Films by artists Samuel Bestwick, Georgia Gendall and Jo Lathwood will be shown as looped screenings on Friday 26 and Saturday 27 April. Each work focuses on a place in Cornwall or Devon and examines human relationships with nature and the effects of large scale industry.
The works will also be shown as part of a special evening screening with introductions from the artists on Thursday 25 April – booking essential.
Georgia Gendall’s film Why did the Scarecrow win an Award? (13 mins, 2024) was filmed solely on motion sensor cameras over the course of a growing season. The film explores the farm as a theatrical space where the relationship between local ecosystems and global food production, queer rurality and land access plays out through the eyes of the protagonists – a scarecrow and a crop of wheat.
Jo Lathwood’s film The Belief in Things Disappearing (17 mins, 2023) weaves together sleight of hand magic tricks, a visit to an energy from waste plant, research into chemical experiments, alchemical symbols, forgotten magicians and stories of old and new artworks. The film, shot with a range of cameras, attempts to reveal unknowns that are part of our everyday and asks questions about value and permanence, whilst Lathwood’s retelling of forgotten scientific theories aims to remind viewers how quickly we can change and adapt our understanding of the world.
Samuel Bestwick’s film Dowr Tamar / Great Water (15 mins, 2023) follows the evolution of the Tamar River’s landscape through time, cataloguing humanity’s technological development, commercial expansion and environmental exploitation through the changing character of the 22 bridges that cross the river.
Why did the Scarecrow win an Award? was an Artist Moving Image Commission for Exeter Phoenix Gallery 2023/2024.
The Belief in Things Disappearing was developed as part of Jo Lathwood’s solo show at Mirror Gallery, Plymouth in 2023.
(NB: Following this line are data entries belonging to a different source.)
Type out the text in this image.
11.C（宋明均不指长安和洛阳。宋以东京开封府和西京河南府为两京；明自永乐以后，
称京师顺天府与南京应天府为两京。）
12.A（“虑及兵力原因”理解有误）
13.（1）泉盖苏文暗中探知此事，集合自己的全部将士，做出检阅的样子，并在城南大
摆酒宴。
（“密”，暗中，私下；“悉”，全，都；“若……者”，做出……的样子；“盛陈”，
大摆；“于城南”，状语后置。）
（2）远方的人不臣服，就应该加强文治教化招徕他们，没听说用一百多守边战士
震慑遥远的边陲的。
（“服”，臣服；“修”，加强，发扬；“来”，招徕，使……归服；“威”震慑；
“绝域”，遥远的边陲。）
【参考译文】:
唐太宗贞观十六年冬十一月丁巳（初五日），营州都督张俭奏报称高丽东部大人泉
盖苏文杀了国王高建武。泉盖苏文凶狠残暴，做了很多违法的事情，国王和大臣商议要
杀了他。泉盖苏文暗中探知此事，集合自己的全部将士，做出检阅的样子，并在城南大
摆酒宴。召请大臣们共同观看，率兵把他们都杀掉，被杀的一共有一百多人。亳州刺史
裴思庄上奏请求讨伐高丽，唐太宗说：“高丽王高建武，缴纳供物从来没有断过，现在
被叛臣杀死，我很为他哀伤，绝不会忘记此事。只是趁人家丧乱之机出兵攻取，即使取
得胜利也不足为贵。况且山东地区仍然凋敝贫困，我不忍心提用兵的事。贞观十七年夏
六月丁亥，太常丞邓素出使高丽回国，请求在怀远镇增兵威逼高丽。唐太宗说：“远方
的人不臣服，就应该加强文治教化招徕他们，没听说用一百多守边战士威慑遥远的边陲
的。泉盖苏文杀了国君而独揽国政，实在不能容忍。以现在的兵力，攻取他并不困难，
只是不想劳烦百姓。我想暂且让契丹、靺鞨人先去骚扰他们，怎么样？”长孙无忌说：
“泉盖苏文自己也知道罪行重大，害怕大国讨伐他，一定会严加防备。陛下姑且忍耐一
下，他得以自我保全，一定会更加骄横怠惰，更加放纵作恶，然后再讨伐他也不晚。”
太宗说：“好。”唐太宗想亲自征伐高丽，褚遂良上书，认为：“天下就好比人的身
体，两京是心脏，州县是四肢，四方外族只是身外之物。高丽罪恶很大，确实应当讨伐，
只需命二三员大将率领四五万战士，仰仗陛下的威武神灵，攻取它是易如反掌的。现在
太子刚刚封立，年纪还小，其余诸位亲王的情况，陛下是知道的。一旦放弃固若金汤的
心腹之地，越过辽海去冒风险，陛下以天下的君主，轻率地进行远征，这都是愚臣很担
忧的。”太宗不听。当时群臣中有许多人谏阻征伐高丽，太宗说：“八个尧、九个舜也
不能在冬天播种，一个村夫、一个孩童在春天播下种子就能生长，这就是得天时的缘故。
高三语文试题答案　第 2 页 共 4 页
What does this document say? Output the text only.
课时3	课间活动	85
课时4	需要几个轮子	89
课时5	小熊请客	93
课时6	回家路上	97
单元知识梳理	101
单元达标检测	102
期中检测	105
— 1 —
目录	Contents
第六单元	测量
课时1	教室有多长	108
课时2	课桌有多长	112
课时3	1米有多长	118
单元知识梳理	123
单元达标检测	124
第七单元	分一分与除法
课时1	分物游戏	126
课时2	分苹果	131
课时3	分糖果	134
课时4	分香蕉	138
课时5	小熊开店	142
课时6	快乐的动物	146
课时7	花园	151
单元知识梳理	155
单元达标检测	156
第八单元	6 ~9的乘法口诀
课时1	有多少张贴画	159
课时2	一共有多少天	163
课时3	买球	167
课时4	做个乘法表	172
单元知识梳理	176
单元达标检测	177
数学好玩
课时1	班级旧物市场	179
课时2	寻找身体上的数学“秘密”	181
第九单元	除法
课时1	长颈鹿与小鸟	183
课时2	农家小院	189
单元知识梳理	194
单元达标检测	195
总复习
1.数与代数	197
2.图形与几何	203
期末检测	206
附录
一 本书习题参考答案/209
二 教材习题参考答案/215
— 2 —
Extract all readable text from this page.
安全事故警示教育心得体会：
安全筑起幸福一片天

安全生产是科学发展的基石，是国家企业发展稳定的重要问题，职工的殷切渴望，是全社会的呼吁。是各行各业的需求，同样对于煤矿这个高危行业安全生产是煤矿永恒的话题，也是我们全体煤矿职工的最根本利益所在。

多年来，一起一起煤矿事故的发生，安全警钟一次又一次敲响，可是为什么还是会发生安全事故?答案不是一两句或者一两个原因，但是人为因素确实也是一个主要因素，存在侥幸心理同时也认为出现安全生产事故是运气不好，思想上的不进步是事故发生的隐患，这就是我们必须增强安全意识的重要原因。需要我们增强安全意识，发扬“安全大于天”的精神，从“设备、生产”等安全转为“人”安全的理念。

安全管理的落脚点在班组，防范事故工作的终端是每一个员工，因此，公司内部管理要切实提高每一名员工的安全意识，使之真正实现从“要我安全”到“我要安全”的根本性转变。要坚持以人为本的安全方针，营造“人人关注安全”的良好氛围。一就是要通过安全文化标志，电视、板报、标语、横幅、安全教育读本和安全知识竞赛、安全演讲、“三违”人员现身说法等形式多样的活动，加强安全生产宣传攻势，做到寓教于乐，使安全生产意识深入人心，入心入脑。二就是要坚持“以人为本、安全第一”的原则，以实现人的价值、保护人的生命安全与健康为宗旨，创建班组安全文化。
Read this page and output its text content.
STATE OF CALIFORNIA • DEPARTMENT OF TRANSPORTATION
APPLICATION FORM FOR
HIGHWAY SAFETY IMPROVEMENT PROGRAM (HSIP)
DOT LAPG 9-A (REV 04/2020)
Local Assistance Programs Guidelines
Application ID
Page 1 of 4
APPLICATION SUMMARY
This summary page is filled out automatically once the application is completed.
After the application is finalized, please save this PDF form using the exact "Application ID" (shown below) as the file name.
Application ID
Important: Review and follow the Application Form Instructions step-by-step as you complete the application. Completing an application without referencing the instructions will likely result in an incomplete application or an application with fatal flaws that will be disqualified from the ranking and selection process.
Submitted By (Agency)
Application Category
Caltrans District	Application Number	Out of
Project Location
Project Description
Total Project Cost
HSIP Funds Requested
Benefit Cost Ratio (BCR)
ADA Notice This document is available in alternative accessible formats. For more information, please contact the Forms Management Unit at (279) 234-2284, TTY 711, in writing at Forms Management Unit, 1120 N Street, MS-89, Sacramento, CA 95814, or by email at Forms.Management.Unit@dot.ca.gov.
Dowr Tamar includes archive footage provided by The SWFTA Collection at The Box, Plymouth, and a musical score by The Worm. It was supported by and first shown at Grays Wharf, Penryn in 2023.
Samuel Bestwick is an artist and filmmaker based in Cornwall. Primarily employing the use of moving image, his practice explores narrative in conjunction with place and social history, re-contextualising these ideas within a modern context. His work is often concerned with the act of looking and, by extension, philosophies surrounding the camera itself.
Georgia Gendall’s practice is rooted in the rural landscape of Cornwall – where she grew up and now lives and works – Georgia uses event structures, sculptures, performance, video and social practice to bring people together through multi-sensory encounters that focus on how the art intervention can draw attention to, subvert, celebrate or disrupt a context to embody queerness and unravel preconceptions of the rural as idyll. She runs The Allotment Club: a project and residency space on an allotment in Penryn, Cornwall, which hosts local and national artists, and a programme of workshops and events. She is the artist instigator and organiser of the annual Falmouth Worm Charming Championships.
Jo Lathwood is an artist whose practice includes drawing, sculptural works and large installations, made for both gallery settings and the public realm. The starting point for many of her works is a response to a particular site, event, material or process. This is underpinned by an interdisciplinary approach to research, which incorporates science, technology, craft and art.
Jo has developed an open manifesto to create sustainable artworks, making biodegradable sculptures and researching new ways to approach the production of public artworks. This includes the recent construction of a meandering recycled timber staircase that travelled across three storeys to allow an audience to touch the roof of a church.